Infrarood in het Spectrum
In het spectrum van een IR-lamp vind je infrarode straling naast het rode gedeelte. Dit kun je aantonen met een gevoelige thermometer. Wanneer je de thermometer in het licht houdt, geeft hij een hogere temperatuur aan. Opvallend is dat de thermometer net naast het rode gedeelte de hoogste temperatuur aangeeft. Dit betekent dat daar de infrarode straling zit. De naam 'infrarood' betekent letterlijk 'onder het rood'.

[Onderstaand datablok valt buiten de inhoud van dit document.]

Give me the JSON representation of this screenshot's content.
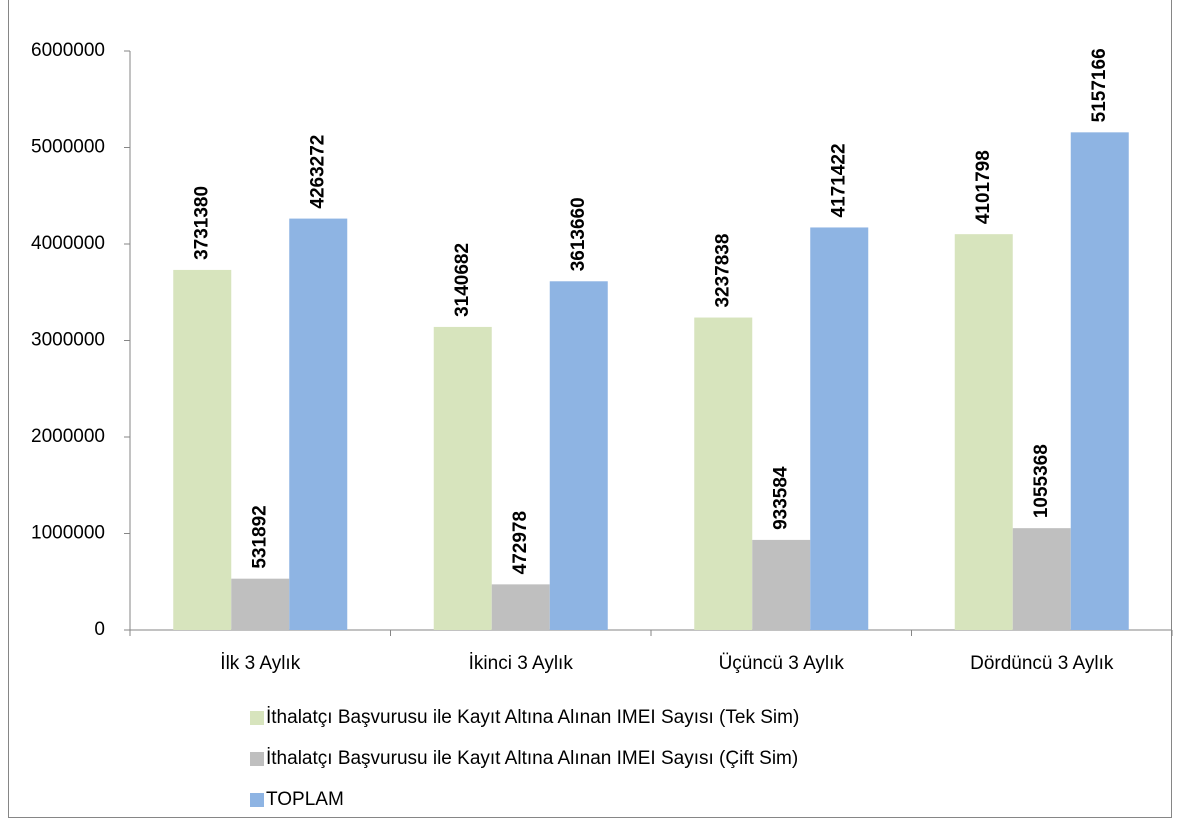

Toepassingen van Infrarode Straling
Infrarode straling wordt op verschillende manieren gebruikt. Bijvoorbeeld, in de afstandsbediening van een tv zit een klein IR-lampje. De straling van dit lampje wordt gebruikt om signalen naar de tv te sturen.

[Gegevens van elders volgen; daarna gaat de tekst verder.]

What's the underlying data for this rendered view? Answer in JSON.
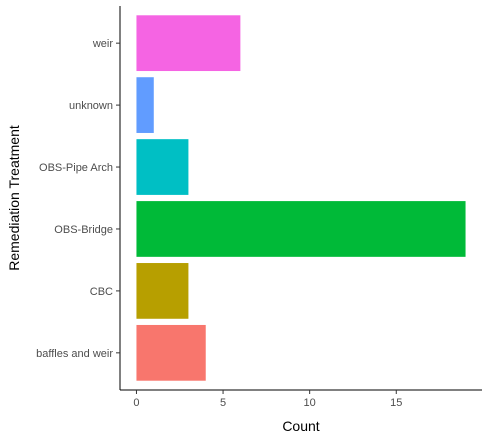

Infraroodsensoren worden ook gebruikt in buitenlampen. Ze reageren op infrarode straling die door bewegende mensen wordt uitgezonden en schakelen dan de lampen in.
Militairen gebruiken nachtkijkers die onzichtbare infrarode straling omzetten in zichtbaar beeld, zodat ze 's nachts goed kunnen zien.
Ultraviolette Straling
De zon zendt naast licht ook ultraviolette straling (UV-straling) uit. Wanneer je in de zon ligt, komt deze straling op je huid terecht. Je huid reageert door extra pigment aan te maken, waardoor je bruin wordt. Dit pigment beschermt je huid tegen de schadelijke effecten van UV-straling.

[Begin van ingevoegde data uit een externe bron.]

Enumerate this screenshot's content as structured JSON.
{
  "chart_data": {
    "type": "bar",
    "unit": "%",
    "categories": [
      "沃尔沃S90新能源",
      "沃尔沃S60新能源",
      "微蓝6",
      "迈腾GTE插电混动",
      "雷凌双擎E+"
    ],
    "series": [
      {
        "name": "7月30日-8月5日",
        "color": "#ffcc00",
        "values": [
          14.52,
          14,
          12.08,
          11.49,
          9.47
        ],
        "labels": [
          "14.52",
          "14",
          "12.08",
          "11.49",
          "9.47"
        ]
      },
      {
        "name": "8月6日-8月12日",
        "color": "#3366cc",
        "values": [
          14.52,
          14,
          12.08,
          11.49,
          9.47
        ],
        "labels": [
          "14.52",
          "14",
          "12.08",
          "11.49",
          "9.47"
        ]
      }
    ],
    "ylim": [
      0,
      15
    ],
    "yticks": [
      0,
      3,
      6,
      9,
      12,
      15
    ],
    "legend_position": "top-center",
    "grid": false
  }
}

Te veel UV-straling kan leiden tot zonnebrand en vergroot het risico op huidkanker. Zonnebrandcrème absorbeert UV-straling en beschermt je huid. Hoe hoger de beschermingsfactor, hoe beter je huid wordt beschermd.
De ozonlaag
Hoog in de atmosfeer zit een gas genaamd ozon, dat de meest schadelijke UV-straling tegenhoudt. Dit vormt de ozonlaag. Door vervuilende stoffen zijn er gaten ontstaan in de ozonlaag, waardoor meer UV-straling de aarde bereikt.
UV-Lampen
Er zijn lampen die voornamelijk ultraviolette straling uitzenden, zoals zonnebanken en blacklightlampen in discotheken. Naast UV-straling geven ze ook een beetje violet licht. Je herkent UV-lampen en blacklightlampen aan dit violette licht. In het spectrum van een UV-lamp vind je UV-straling aan de linkerkant van het violette gedeelte. Dit kun je aantonen met een fluorescerende stof, die gaat oplichten wanneer er UV-straling op valt.